How to Hide an Empire

I remember playing a pool game when I was young where one person chose a category and then called out options until the specific example one of the other players had secretly chosen came up. If I recall the game correctly, you then had to race that person across the pool. On this day, I chose the category “empires,” which left the other players wracking their brains trying to come up with enough empires for each to have one. There was the Roman Empire, sure, and the British Empire. Were the Aztec an empire? Maybe? Being a know-it-all at that age, I rattled off a bunch more (Inca, Mongol, Persian-Achaemenid, Parthian, etc, etc) before choosing another category.

I would not have included the United States in my list of empires. My understanding of the United States and its possessions at that time was what Daniel Immerwahr calls “the logo map.” That is, the lower 48 states with little corner cutouts for Alaska and Hawaii. I knew of other possessions at that time, including both bases and territories, but they did not register as parts of the United States. For Immerwahr, that gloss is part of the problem. From there, it is just a short hop to a sitting US congressperson referring to Guam, a US territory for longer than she has been alive, as a foreign country.

Immerwahr’s How to Hide an Empire is an intensely sophisticated, yet immensely readable history of the United States beyond the logo map. To do this, he offers two interlocking investigations.

First, how did the United States get colonial possessions and how were those possessions treated? Here, Immerwahr starts with the very early days of the American Republic, using Daniel Boone and the Indian removal acts to explore the imperialism that created the logo map and how those borders quickly became treated as eternal. Starting in the third chapter, though, Immerwahr sets sail beyond those territorial borders, first landing on the guano islands (literally islands buried under tons of bird droppings) that fueled 19th century industrial agriculture and later landing on Spanish territorial possessions around the world.

Suddenly, the United States had territorial possessions, just like the countries of Europe. Welcome to the club, wrote Kipling, with a heap of racism:

Take up the White Man’s burden—
    Have done with childish days—
The lightly proffered laurel,
    The easy, ungrudged praise.
Comes now, to search your manhood
    Through all the thankless years,
Cold-edged with dear-bought wisdom,
    The judgment of your peers!

However, for the United States, these possessions marked a turning point. Most of the states had begun their existence as territories that later applied for statehood. Would these new territories have the same privilege? The Philippines had millions of residents and a city in Manila nearly as large as any in the country. Just putting the territories to scale against the logo map was revealing (naturally, cartographers made a point of not doing this).
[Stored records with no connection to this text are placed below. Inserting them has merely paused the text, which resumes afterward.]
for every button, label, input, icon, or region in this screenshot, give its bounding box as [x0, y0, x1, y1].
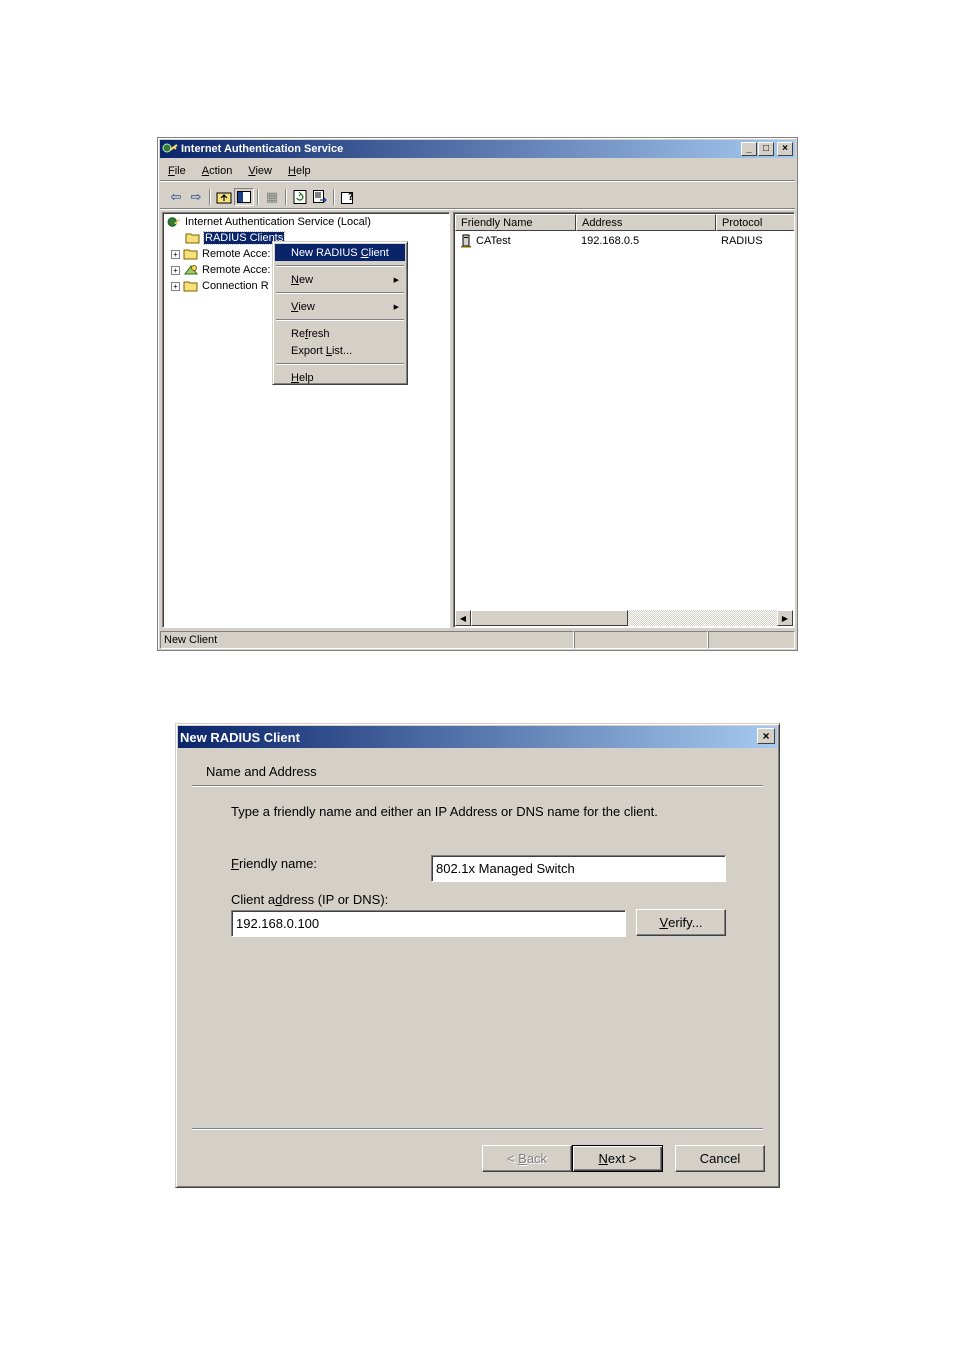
verify-button[interactable]: Verify... [636, 909, 726, 936]
menu-bar: File Action View Help [160, 161, 795, 181]
dialog-title: New RADIUS Client [180, 729, 300, 745]
maximize-button[interactable]: □ [758, 142, 774, 156]
dialog-title-bar[interactable]: New RADIUS Client [178, 726, 777, 748]
submenu-arrow-icon: ▶ [393, 303, 399, 311]
menu-view[interactable]: View [240, 165, 280, 177]
close-button[interactable]: × [777, 142, 793, 156]
menu-item-new-radius-client[interactable]: New RADIUS Client [275, 244, 405, 261]
friendly-name-input[interactable]: 802.1x Managed Switch [431, 855, 726, 882]
tree-item-radius-clients[interactable]: RADIUS Clients [185, 230, 286, 246]
back-button[interactable]: < Back [482, 1145, 572, 1172]
header-divider [192, 785, 763, 787]
expand-plus-icon[interactable]: + [171, 265, 180, 275]
svg-text:?: ? [348, 192, 354, 203]
cancel-button[interactable]: Cancel [675, 1145, 765, 1172]
refresh-icon[interactable] [290, 188, 310, 206]
menu-separator [276, 363, 404, 365]
menu-file[interactable]: File [160, 165, 194, 177]
show-hide-tree-icon[interactable] [234, 187, 254, 206]
toolbar-separator [209, 188, 211, 205]
folder-icon [183, 249, 198, 260]
column-header-friendly-name[interactable]: Friendly Name [455, 214, 576, 231]
status-panel-3 [708, 631, 795, 649]
horizontal-scrollbar[interactable]: ◀ ▶ [455, 610, 793, 626]
next-button[interactable]: Next > [572, 1145, 663, 1172]
minimize-button[interactable]: _ [741, 142, 757, 156]
scrollbar-thumb[interactable] [471, 610, 628, 626]
ias-service-icon [167, 217, 181, 227]
client-address-input[interactable]: 192.168.0.100 [231, 910, 626, 937]
ias-window-title: Internet Authentication Service [181, 143, 344, 155]
tree-item-connection-request[interactable]: + Connection R [171, 278, 269, 294]
toolbar-separator [257, 188, 259, 205]
menu-item-export-list[interactable]: Export List... [275, 342, 405, 359]
friendly-name-label: Friendly name: [231, 856, 317, 871]
menu-item-view[interactable]: View ▶ [275, 298, 405, 315]
ias-mmc-window: Internet Authentication Service _ □ × Fi… [157, 137, 798, 651]
tree-root[interactable]: Internet Authentication Service (Local) [166, 214, 371, 230]
tree-item-remote-access-2[interactable]: + Remote Acce: [171, 262, 270, 278]
instruction-text: Type a friendly name and either an IP Ad… [231, 804, 658, 819]
toolbar-separator [333, 188, 335, 205]
menu-separator [276, 265, 404, 267]
radius-client-icon [461, 234, 471, 247]
delete-icon[interactable]: ▦ [262, 188, 282, 206]
submenu-arrow-icon: ▶ [393, 276, 399, 284]
menu-separator [276, 292, 404, 294]
column-header-address[interactable]: Address [576, 214, 716, 231]
status-bar: New Client [160, 631, 795, 649]
menu-action[interactable]: Action [194, 165, 241, 177]
up-folder-icon[interactable] [214, 188, 234, 206]
expand-plus-icon[interactable]: + [171, 281, 180, 291]
list-item-catest[interactable]: CATest [460, 233, 511, 248]
menu-item-help[interactable]: Help [275, 369, 405, 386]
ias-app-icon [162, 143, 178, 153]
list-cell-protocol: RADIUS [721, 234, 763, 247]
new-radius-client-dialog: New RADIUS Client × Name and Address Typ… [175, 723, 780, 1188]
footer-divider [192, 1128, 763, 1130]
ias-title-bar[interactable]: Internet Authentication Service _ □ × [160, 140, 795, 158]
dialog-close-button[interactable]: × [757, 728, 775, 744]
menu-item-refresh[interactable]: Re f resh [275, 325, 405, 342]
scroll-left-arrow-icon[interactable]: ◀ [455, 610, 471, 626]
menu-help[interactable]: Help [280, 165, 319, 177]
toolbar-separator [285, 188, 287, 205]
tree-item-remote-access-1[interactable]: + Remote Acce: [171, 246, 270, 262]
back-arrow-icon[interactable]: ⇦ [166, 188, 186, 206]
mmc-toolbar: ⇦ ⇨ ▦ ? [160, 185, 795, 209]
export-list-icon[interactable] [310, 188, 330, 206]
details-list-pane[interactable]: Friendly Name Address Protocol CATest 19… [453, 212, 795, 628]
forward-arrow-icon[interactable]: ⇨ [186, 188, 206, 206]
list-cell-address: 192.168.0.5 [581, 234, 640, 247]
section-header: Name and Address [206, 764, 317, 779]
status-panel-2 [574, 631, 708, 649]
help-icon[interactable]: ? [338, 188, 358, 206]
scroll-right-arrow-icon[interactable]: ▶ [777, 610, 793, 626]
folder-icon [183, 281, 198, 292]
context-menu: New RADIUS Client New ▶ View ▶ Re f resh E… [272, 241, 408, 385]
expand-plus-icon[interactable]: + [171, 249, 180, 259]
policy-icon [184, 265, 198, 275]
open-folder-icon [185, 233, 200, 244]
status-text: New Client [160, 631, 574, 649]
menu-separator [276, 319, 404, 321]
column-header-protocol[interactable]: Protocol [716, 214, 794, 231]
client-address-label: Client address (IP or DNS): [231, 892, 389, 907]
menu-item-new[interactable]: New ▶ [275, 271, 405, 288]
Of course the answer would be “no.” Even if the civilizing mission took, as they saw it, the people of the Philippines weren’t Americans. Some, and far more than most Americans thought, spoke English, but they weren’t white, which was itself disqualifying. But neither would the United States give up the territorial claim, which led to the brutal repression of the archipelago, including extensive use of “water torture,” a forerunner of modern water-boarding.

With this empire gained, Immerwahr sets out to tackle the second part of the book: why don’t people consider this an empire? After the second world war, the United States began to divest itself of imperial holdings. Alaska and Hawaii did indeed become states, while The Philippines became independent. The US kept most of the small islands, which it still uses to house military bases, but during this period it also expanded the global network of military bases that had developed for the purpose of fighting the war. Thus, Immerwahr argues, the United States went from being a territorial empire to being a “pointillist” one, capable of extending military power almost anywhere in the world. But the change in form only serves to hide the imperial structures of the United States.

How to Hide an Empire is not a celebration empire, and Immerwahr does not shy away from the atrocities committed in the name of civilization, but neither is it simply anti-imperial. Rather, Immerwahr aims to understand the consequences of this empire, identifying any number of social and cultural developments from birth control pills (developed in tests on Puerto Ricans) to the Beatles (coming of age in the shadow of a US military base) that are the consequences of American imperialism.

I have been meaning to read How to Hide an Empire since hearing Immerwahr talk about this research a few years ago. It does not disappoint. This is a meticulously researched book that offers a timely reconsideration of what the borders of the United States look like — so much so that I am seriously considering this as one of the book I assign when I get a chance to teach US history next year.

ΔΔΔ

I am still plugging away at writing about books I’ve read, and will at least be writing about Arkady Martin’s A Memory Called Empire. Since the last books post went up, I have finished Anne Zouroudi’s The Lady of Sorrows, a seven deadly sins novel that brilliantly evokes the Greek Islands. I just started C. Pham Zhang’s How Much of These Hills is Gold.